With the exception of the life of St. Nino, none of the biographies here had been previously translated into English when this book was originally published in 1956. The lives of the Georgian saints are rich and many-sided, not dry chronicles of monkish trivialities. They contain vivid descriptions of life in the Caucasus, Byzantium and Palestine. They give the reader insight into the history and aspirations of an important branch of the Eastern Church and into its relationships with Zoroastrian Persia, the Arab Caliphate, the Imperial Court of Constantinople and the whole world of mediaeval Christendom.
Table of Contents
1. St. Nino and the Conversion of Georgia 2. The Nine Martyred Children of Kola 3. A Martyred Princess: The Passion of St. Shushanik 4. A Militant Ascetic: Peter the Iberian, Bishop of Mayuma by Gaza 5. A Forerunner of St. Francis: David of Garesja 6. The Passion of St. Eustace the Cobbler 7. The Martyrdom of Abo, the Perfumer from Baghdad 8. Gregory of Khandzta and the Georgian National Revival 9. The Georgian Athonites 10. The Passion of Queen Ketevan.
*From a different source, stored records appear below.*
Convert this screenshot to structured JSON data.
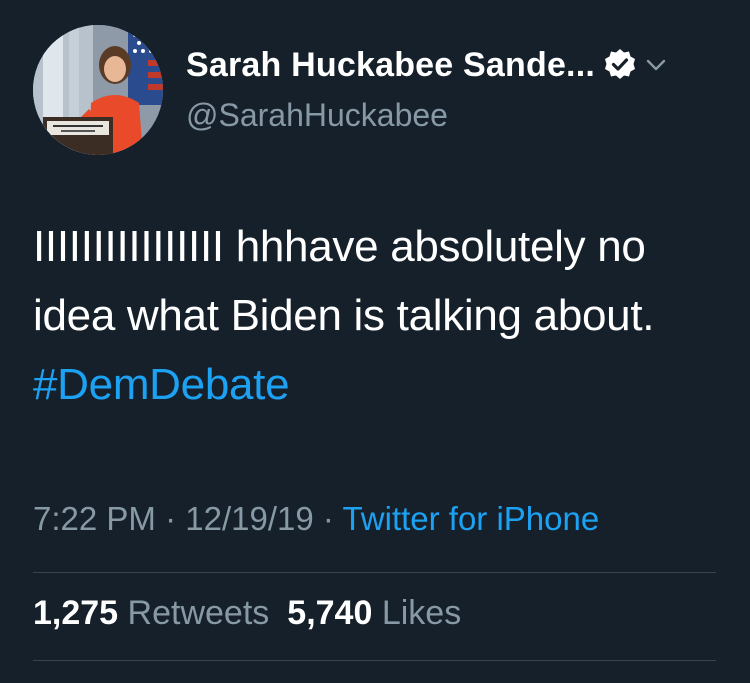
{
  "tweet": {
    "author": {
      "display_name": "Sarah Huckabee Sande...",
      "handle": "@SarahHuckabee",
      "verified_icon": "verified-badge-icon",
      "menu_icon": "chevron-down-icon"
    },
    "text": {
      "main": "IIIIIIIIIIIIIIII hhhave absolutely no idea what Biden is talking about. ",
      "hashtag": "#DemDebate"
    },
    "meta": {
      "time": "7:22 PM",
      "separator1": " · ",
      "date": "12/19/19",
      "separator2": " · ",
      "source": "Twitter for iPhone"
    },
    "stats": {
      "retweets_count": "1,275",
      "retweets_label": "Retweets",
      "likes_count": "5,740",
      "likes_label": "Likes"
    }
  },
  "colors": {
    "background": "#15202b",
    "accent": "#1da1f2",
    "secondary_text": "#8899a6",
    "divider": "#38444d"
  }
}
David Marshall Lang was appointed Acting British Vice-Consul in Tabriz in 1945. In 1946 he became a fellow of St John’s College, Cambridge and lecturing in Georgian at SOAS London from 1949-52. From 1952-1953 he was senior fellow at the Russian Institute of Columbia University in New York. In 1958 he was appointed Reader in Caucasian Studies at SOAS. Visiting Professor of Caucasian Studies at UCLA from 1964-5, in 1965 he became Professor of Caucasian Studies at London University. He was Honorary Secretary of the Royal Asiatic Society from 1962-64 and held an Honorary Doctorate from Tbilisi University.
‘…His survey of the Georgian saints is simply and freshly written and he allows the biographers of the saints to tell most of the story by rendering into English texts which have been edited in several languages in books and periodicals often difficult of access. ‘ W. E. D. Allen, Bulletin of the School of Oriental and African Studies.
'They throw much light on the history of the Eastern Church...' The Times Literary Supplement
'Fascinating hagiography...' Church Times.